Improving the quality of Web information retrieval using multi-resolution link analysis
The World Wide Web is the most important information source in modern society. The information within the Web is accessed through Web search engines such as Google and Yahoo. These search engines use a global popularity rank during the computation of their results, based on links from all of the pages on the Web. This global popularity rank used by Google is known as PageRank. Using these global popularity ranks biases the search results towards the globally popular Web pages. Our aim is to investigate the effect of a peer popularity rank where popularity is measured only through sites of a similar nature. We perform this task by observing the interaction between Web pages at a finer resolution (as shown in Fig. 1). We expect that using the peer popularity rank will allow search engines to locate Web pages that are more specific to the user needs rather than pages of general popularity. This will improve the quality of information that is delivered by Web search engines and provide organisation amongst the billions of existing Web pages.
Relevance-based document models for Information Retrieval
Document models are used for information retrieval in order to compute the probability of a query being related to the document. The majority of document models are functions of the terms that appear within the document. This implies that a query is only relevant to a document if the query terms exist within the document, which is far from the truth.
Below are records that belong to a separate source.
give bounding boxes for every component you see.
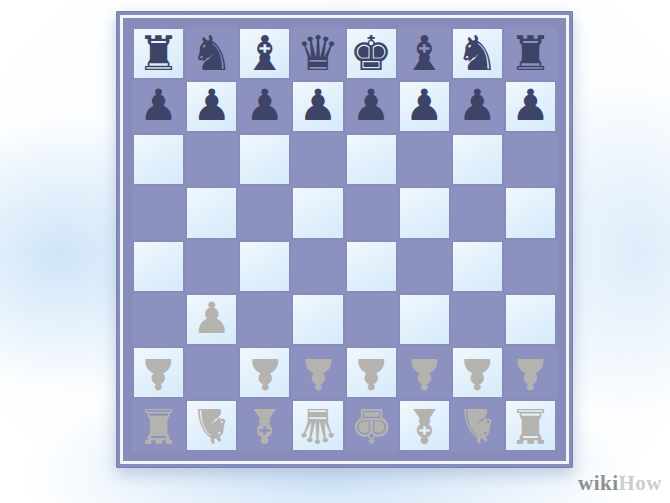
square-h1[interactable]: ♜ <box>504 399 557 452</box>
square-e6[interactable] <box>345 133 398 186</box>
piece-white-pawn: ♟ <box>139 352 178 395</box>
square-f1[interactable]: ♝ <box>398 399 451 452</box>
square-d6[interactable] <box>291 133 344 186</box>
square-e7[interactable]: ♟ <box>345 80 398 133</box>
square-h3[interactable] <box>504 293 557 346</box>
square-h5[interactable] <box>504 186 557 239</box>
square-g8[interactable]: ♞ <box>451 27 504 80</box>
piece-black-knight: ♞ <box>456 29 499 77</box>
square-g6[interactable] <box>451 133 504 186</box>
square-d5[interactable] <box>291 186 344 239</box>
piece-black-pawn: ♟ <box>299 84 338 127</box>
wikihow-watermark-wiki: wiki <box>578 471 619 495</box>
square-c5[interactable] <box>238 186 291 239</box>
piece-white-bishop: ♝ <box>243 402 286 450</box>
square-e4[interactable] <box>345 240 398 293</box>
square-a5[interactable] <box>132 186 185 239</box>
square-a4[interactable] <box>132 240 185 293</box>
square-b4[interactable] <box>185 240 238 293</box>
square-f8[interactable]: ♝ <box>398 27 451 80</box>
square-f4[interactable] <box>398 240 451 293</box>
square-d3[interactable] <box>291 293 344 346</box>
square-h4[interactable] <box>504 240 557 293</box>
piece-white-pawn: ♟ <box>511 352 550 395</box>
square-e5[interactable] <box>345 186 398 239</box>
square-a6[interactable] <box>132 133 185 186</box>
square-h7[interactable]: ♟ <box>504 80 557 133</box>
square-b3[interactable]: ♟ <box>185 293 238 346</box>
piece-black-bishop: ♝ <box>243 29 286 77</box>
piece-black-knight: ♞ <box>190 29 233 77</box>
square-b7[interactable]: ♟ <box>185 80 238 133</box>
chess-board: ♜♞♝♛♚♝♞♜♟♟♟♟♟♟♟♟♟♟♟♟♟♟♟♟♜♞♝♛♚♝♞♜ <box>116 11 573 468</box>
chess-board-grid: ♜♞♝♛♚♝♞♜♟♟♟♟♟♟♟♟♟♟♟♟♟♟♟♟♜♞♝♛♚♝♞♜ <box>132 27 557 452</box>
piece-black-pawn: ♟ <box>139 84 178 127</box>
square-e2[interactable]: ♟ <box>345 346 398 399</box>
piece-black-queen: ♛ <box>296 29 339 77</box>
piece-white-pawn: ♟ <box>246 352 285 395</box>
square-f2[interactable]: ♟ <box>398 346 451 399</box>
square-d7[interactable]: ♟ <box>291 80 344 133</box>
piece-black-bishop: ♝ <box>403 29 446 77</box>
wikihow-watermark: wikiHow <box>578 471 662 496</box>
square-c2[interactable]: ♟ <box>238 346 291 399</box>
square-d8[interactable]: ♛ <box>291 27 344 80</box>
square-a3[interactable] <box>132 293 185 346</box>
piece-black-pawn: ♟ <box>246 84 285 127</box>
square-g5[interactable] <box>451 186 504 239</box>
square-a2[interactable]: ♟ <box>132 346 185 399</box>
square-c6[interactable] <box>238 133 291 186</box>
piece-black-pawn: ♟ <box>192 84 231 127</box>
piece-white-pawn: ♟ <box>458 352 497 395</box>
square-e1[interactable]: ♚ <box>345 399 398 452</box>
square-a1[interactable]: ♜ <box>132 399 185 452</box>
square-b2[interactable] <box>185 346 238 399</box>
piece-white-bishop: ♝ <box>403 402 446 450</box>
piece-white-pawn: ♟ <box>299 352 338 395</box>
piece-white-rook: ♜ <box>509 402 552 450</box>
piece-black-pawn: ♟ <box>352 84 391 127</box>
piece-black-pawn: ♟ <box>458 84 497 127</box>
wikihow-watermark-how: How <box>619 471 663 495</box>
piece-white-knight: ♞ <box>456 402 499 450</box>
square-d1[interactable]: ♛ <box>291 399 344 452</box>
square-g4[interactable] <box>451 240 504 293</box>
square-h8[interactable]: ♜ <box>504 27 557 80</box>
square-g1[interactable]: ♞ <box>451 399 504 452</box>
square-b1[interactable]: ♞ <box>185 399 238 452</box>
piece-white-queen: ♛ <box>296 402 339 450</box>
piece-white-rook: ♜ <box>137 402 180 450</box>
piece-black-rook: ♜ <box>509 29 552 77</box>
square-c3[interactable] <box>238 293 291 346</box>
square-c7[interactable]: ♟ <box>238 80 291 133</box>
square-a8[interactable]: ♜ <box>132 27 185 80</box>
square-c4[interactable] <box>238 240 291 293</box>
piece-white-pawn: ♟ <box>192 297 231 340</box>
piece-black-rook: ♜ <box>137 29 180 77</box>
square-c1[interactable]: ♝ <box>238 399 291 452</box>
square-g7[interactable]: ♟ <box>451 80 504 133</box>
piece-white-pawn: ♟ <box>405 352 444 395</box>
square-g3[interactable] <box>451 293 504 346</box>
square-c8[interactable]: ♝ <box>238 27 291 80</box>
square-h6[interactable] <box>504 133 557 186</box>
square-d2[interactable]: ♟ <box>291 346 344 399</box>
square-e3[interactable] <box>345 293 398 346</box>
square-f3[interactable] <box>398 293 451 346</box>
square-d4[interactable] <box>291 240 344 293</box>
piece-black-king: ♚ <box>350 29 393 77</box>
square-b8[interactable]: ♞ <box>185 27 238 80</box>
square-a7[interactable]: ♟ <box>132 80 185 133</box>
piece-black-pawn: ♟ <box>511 84 550 127</box>
piece-white-king: ♚ <box>350 402 393 450</box>
square-b5[interactable] <box>185 186 238 239</box>
piece-white-knight: ♞ <box>190 402 233 450</box>
piece-black-pawn: ♟ <box>405 84 444 127</box>
square-f5[interactable] <box>398 186 451 239</box>
square-f6[interactable] <box>398 133 451 186</box>
square-h2[interactable]: ♟ <box>504 346 557 399</box>
square-g2[interactable]: ♟ <box>451 346 504 399</box>
square-f7[interactable]: ♟ <box>398 80 451 133</box>
square-b6[interactable] <box>185 133 238 186</box>
piece-white-pawn: ♟ <box>352 352 391 395</box>
square-e8[interactable]: ♚ <box>345 27 398 80</box>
In our project, we have created a new form of document model called, a Relevance-based document model, which is built based on the relevance of each query to the document and not the words that appear within the document. Relevance-based document models are constructed using a set of queries and the associated relevance of the query to the document (shown in Fig. 6). This information allows us to construct a model that provides 100% precision results for the known queries and large improvements in precision over document content-based models for partially known queries. Since the relevance-based document models are based only on the query terms and their relevance to a document, the time required to build the models is very fast and the storage required to store the model is very compact.
Web page prefetching using temporal link analysis
Web searching should be as simple as providing the search engine with a query and having the search engine return a link to the desired Web page. Unfortunately, current Web search engines use text based queries and therefore require the user to provide keywords. Converting the users information need into a few key words is not a simple process. Due to this, Web search patterns involve the user visiting many Web pages that do not satisfy their information need, while interleaving this process with several visits to the Web search engine. Rather than the user actively searching for pages using key words, the search engine could provide pages to the user based on their Web usage patterns. By examining the users Web history, we will be able to compute the types of Web pages the user desires and hence provide search results to the user without the need for key words. This method of passive Web searching is called prefetching. Given that Google has had such success in using link analysis to provide useful retrieval results, we aim to investigate the utility of Web links to perform prefetching.